People don't want to accept that things break down or need maintenance done they expect everything to work all of the time, the world doesn't work like that. It's easy to sit behind your keyboard or post a picture on twitter and complain without any context whatsoever and that's what the people who say its not reliable do. People also have fulse expectations of how things work like for example they expect the bus to be at the stop waiting for them when they arrive they expect to be able to run onto the subway when the doors are closing and if they don't get on it's the operators fault and not their's. For every person who says that they are giving up in the TTC there are way more who don't really care about their opinions at all, if you think its not reliable and that riding a bike or taking a car is so much better than do it but don't expect someone to care about or for the TTC to care about your opinion.
Indeed, the TTC hasn't cared about its riders for a while.
Again, it's not actual reliability that matters, it's the
perception of unreliability. A series of bad experiences and bad press will scare riders.
It's not really something that they can just take care of like people seem to think they can. People wander into the subway through bus bays at sations and it isn't just homeless people. They try to do something about but people complain about them or the city as targeting them and it's unfair to do that.
Mental health is an aspect that's been missing from public policy for decades. But it's outside the TTC's purview - my preferred course of action would be to keep homeless people out of subway systems, but to also get them into shelters. They can't do much about public priorities though.
Probably because there aren't as many go train stations for people to board. That could probably change with the extra stations that Metrolinx is adding in Toronto to "regonalize" the system.
Go isn't really as much of an alternative as people seem to think it is unless you live on one of the line that sees a lot of service in Toronto. Again I don't think that adding additional stations and trains on the existing go line is going to change how people commute in Toronto.
Zoom and other car share companies who dump cars on the street are only good for people who have a driver's license and according to statistics fewer people in Toronto have them then in the past.
The amount of people who leave the TTC for other forms of transit are a very small group and it isn't as much of a factor as they want it to be.
I didn't know Zoom was a car-share company. Isn't there this WFH thing that involves Zoom?
Anyways, people won't always switch to transit, or biking. They might start driving.
London only has part of one tube line and the Elizabeth lines underground stations that have platform edge doors yet people talk as if its the whole system. I can't say anything about Paris or Singapore as I'm not as familiar with them.
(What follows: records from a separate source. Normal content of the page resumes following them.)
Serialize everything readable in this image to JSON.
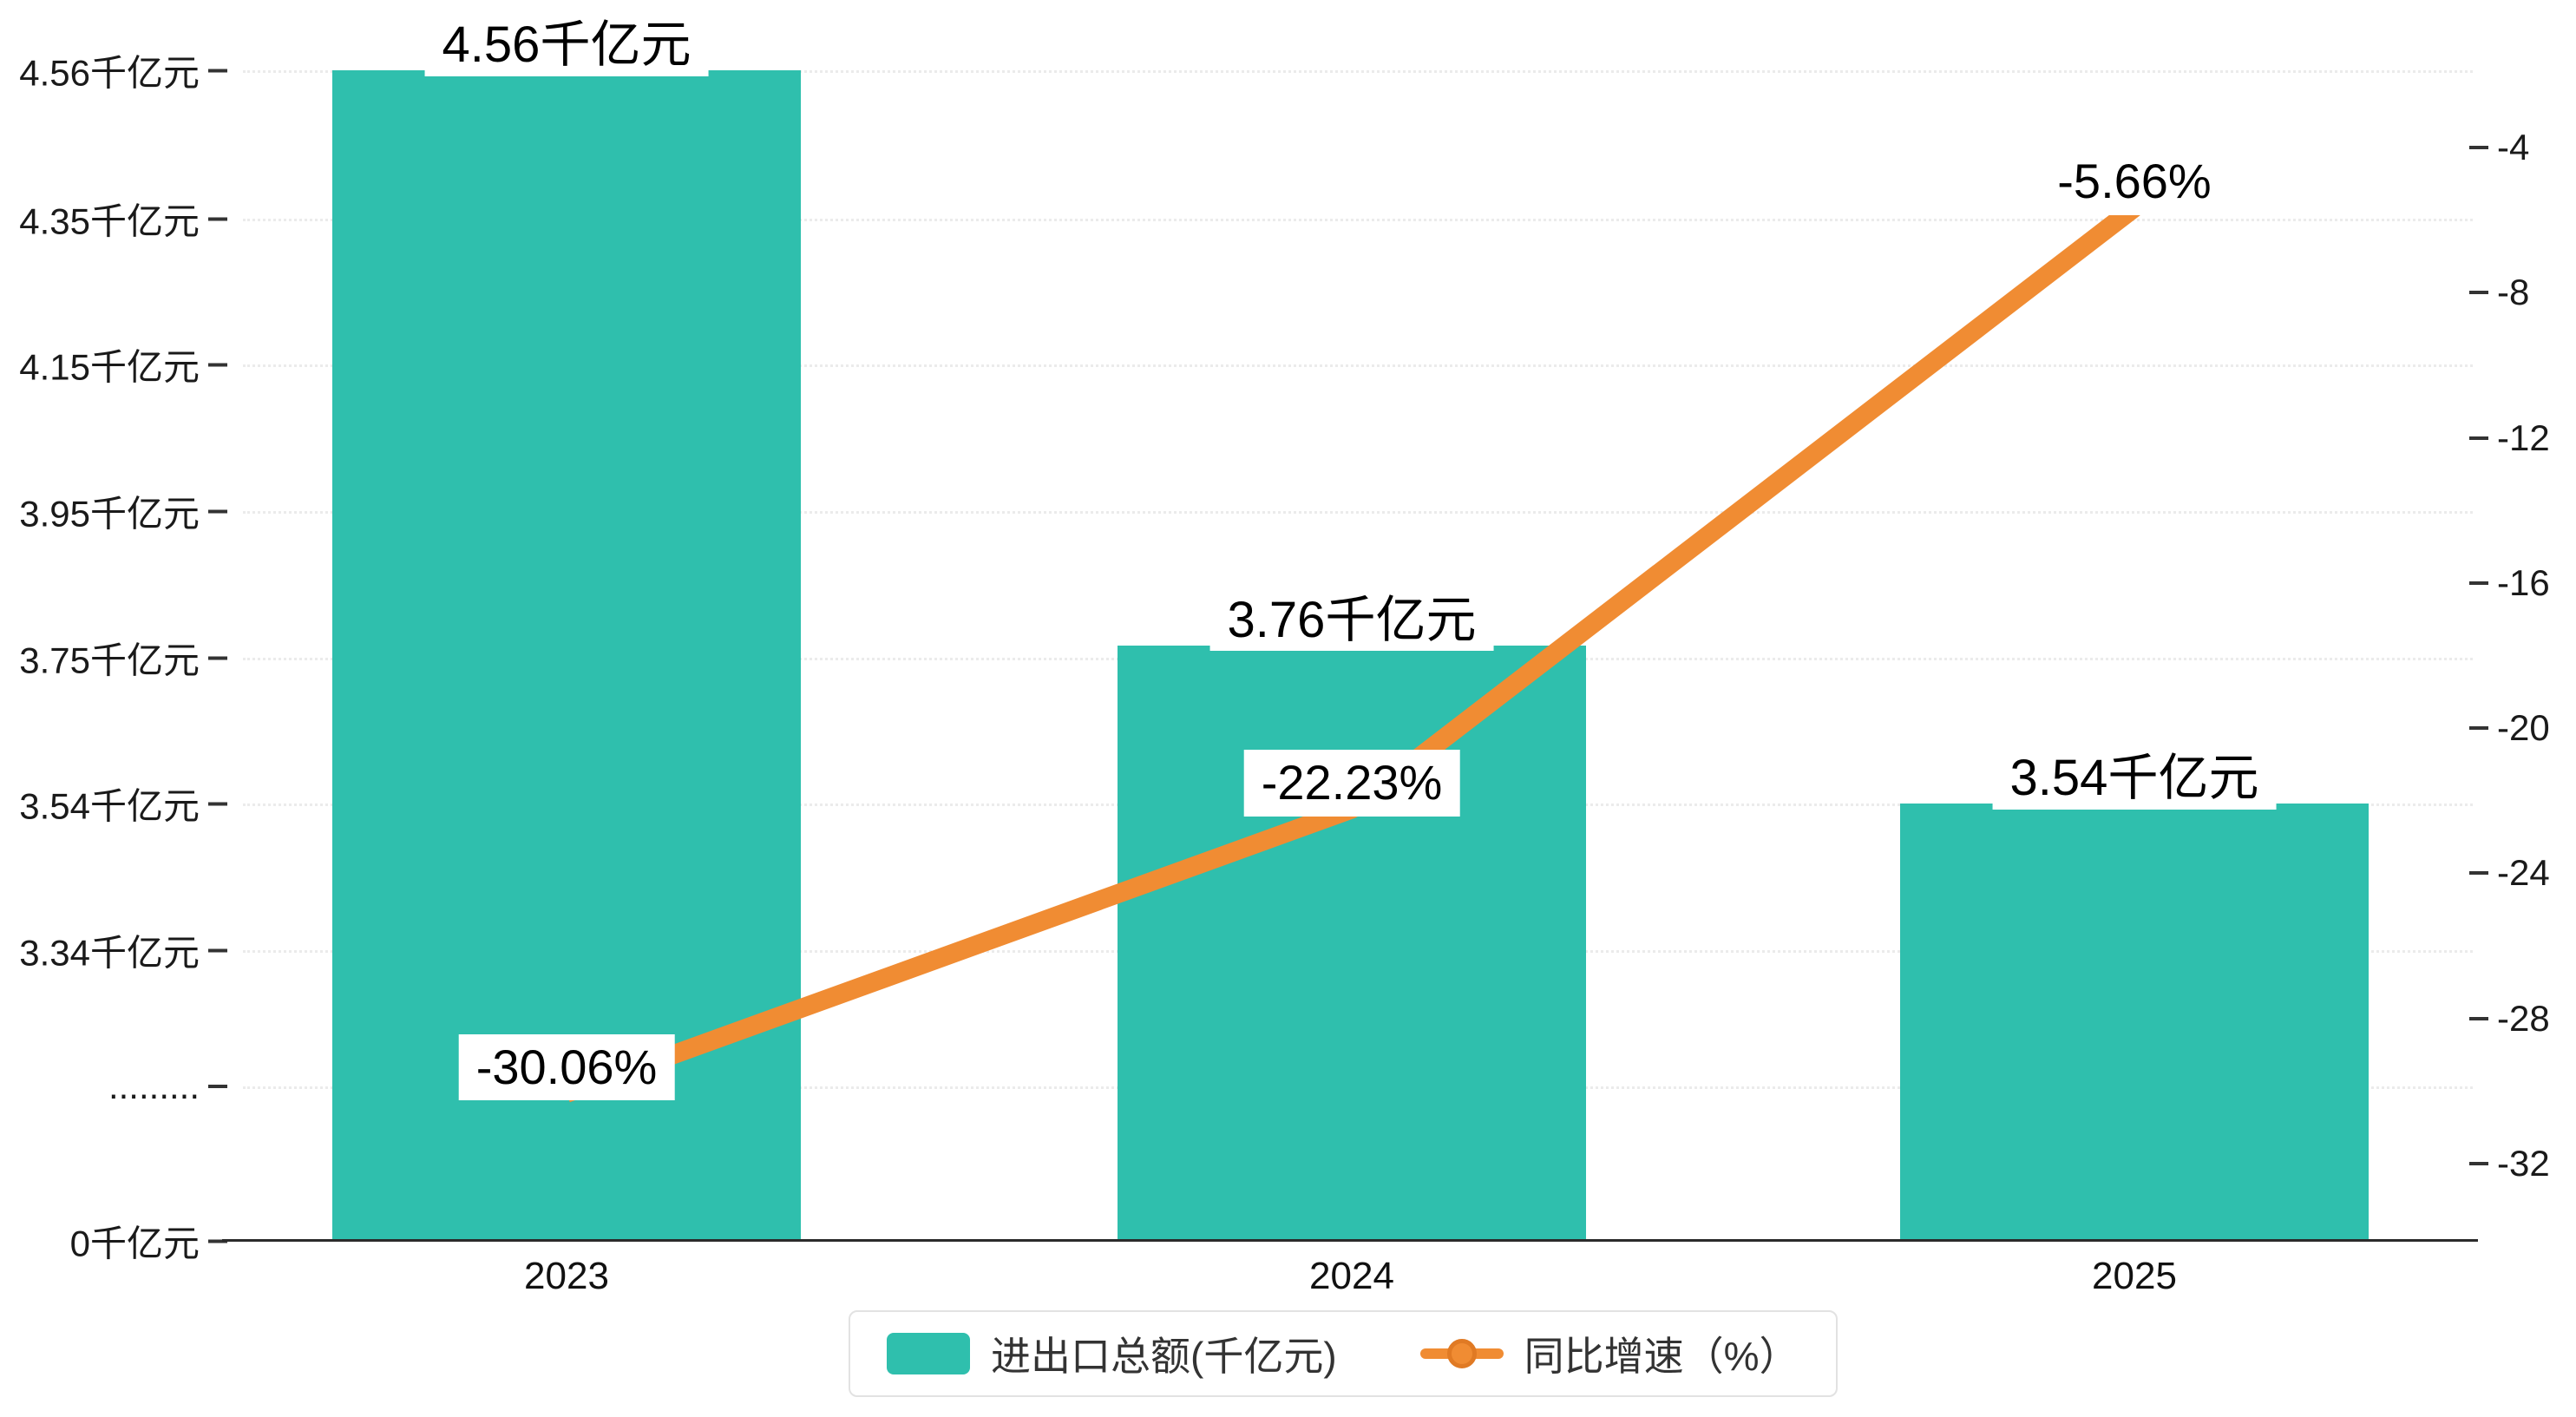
{
  "chart_data": {
    "type": "bar+line",
    "categories": [
      "2023",
      "2024",
      "2025"
    ],
    "series": [
      {
        "name": "进出口总额(千亿元)",
        "type": "bar",
        "color": "#2fbfad",
        "values": [
          4.56,
          3.76,
          3.54
        ],
        "display_labels": [
          "4.56千亿元",
          "3.76千亿元",
          "3.54千亿元"
        ]
      },
      {
        "name": "同比增速（%）",
        "type": "line",
        "color": "#f08c33",
        "values": [
          -30.06,
          -22.23,
          -5.66
        ],
        "display_labels": [
          "-30.06%",
          "-22.23%",
          "-5.66%"
        ]
      }
    ],
    "left_axis": {
      "unit": "千亿元",
      "tick_labels": [
        "4.56千亿元",
        "4.35千亿元",
        "4.15千亿元",
        "3.95千亿元",
        "3.75千亿元",
        "3.54千亿元",
        "3.34千亿元",
        ".........",
        "0千亿元"
      ],
      "axis_break": true
    },
    "right_axis": {
      "tick_labels": [
        "-4",
        "-8",
        "-12",
        "-16",
        "-20",
        "-24",
        "-28",
        "-32"
      ],
      "range": [
        -32,
        -4
      ]
    },
    "legend": {
      "position": "bottom",
      "items": [
        "进出口总额(千亿元)",
        "同比增速（%）"
      ]
    },
    "grid": {
      "horizontal_dotted": true
    }
  },
  "colors": {
    "bar": "#2fbfad",
    "line": "#f08c33",
    "grid": "#ebebeb",
    "axis": "#2b2b2b",
    "text": "#1a1a1a"
  }
}
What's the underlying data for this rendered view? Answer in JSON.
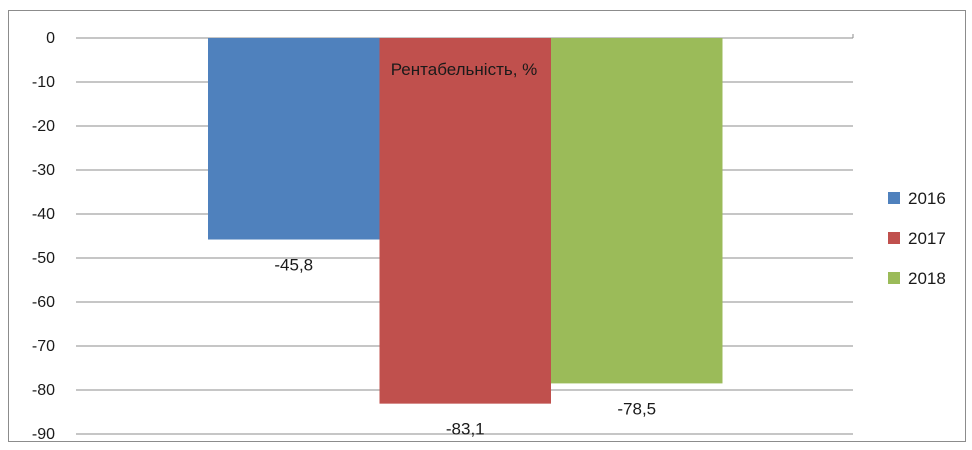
{
  "chart_data": {
    "type": "bar",
    "title": "Рентабельність, %",
    "ylim": [
      -90,
      0
    ],
    "ytick_step": 10,
    "yticks": [
      "0",
      "-10",
      "-20",
      "-30",
      "-40",
      "-50",
      "-60",
      "-70",
      "-80",
      "-90"
    ],
    "grid": true,
    "legend_position": "right",
    "series": [
      {
        "name": "2016",
        "value": -45.8,
        "label": "-45,8",
        "color": "#4f81bd"
      },
      {
        "name": "2017",
        "value": -83.1,
        "label": "-83,1",
        "color": "#c0504d"
      },
      {
        "name": "2018",
        "value": -78.5,
        "label": "-78,5",
        "color": "#9bbb59"
      }
    ]
  }
}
TYSSE and Sheppard could have been built from Day 1 with PSDs. Blame the politicians. Actually, so could the SSE. Do we know if the SSE is getting PSDs? I'm guessing no.
You didn't make that clear at all and many businesses are saying that they are going to have people return to work in offices. I don't see there being enough people who will be able to work from home all the time having as much of an impact as you seem to think. There are many jobs that can't be done on line which some people seem to forget and that's why we still had crowded buses during the pandemic when people were working online.
Part of that crowding comes from the service cuts implemented by the TTC during the pandemic.
Service cuts beget ridership drops, which beget service cuts ... It's not that people won't continue to take transit, it's the possibility that people (especially those during short trips) who found alternatives during COVID will not switch back to transit because of perceived issues. it's an issue facing transit agencies around the country.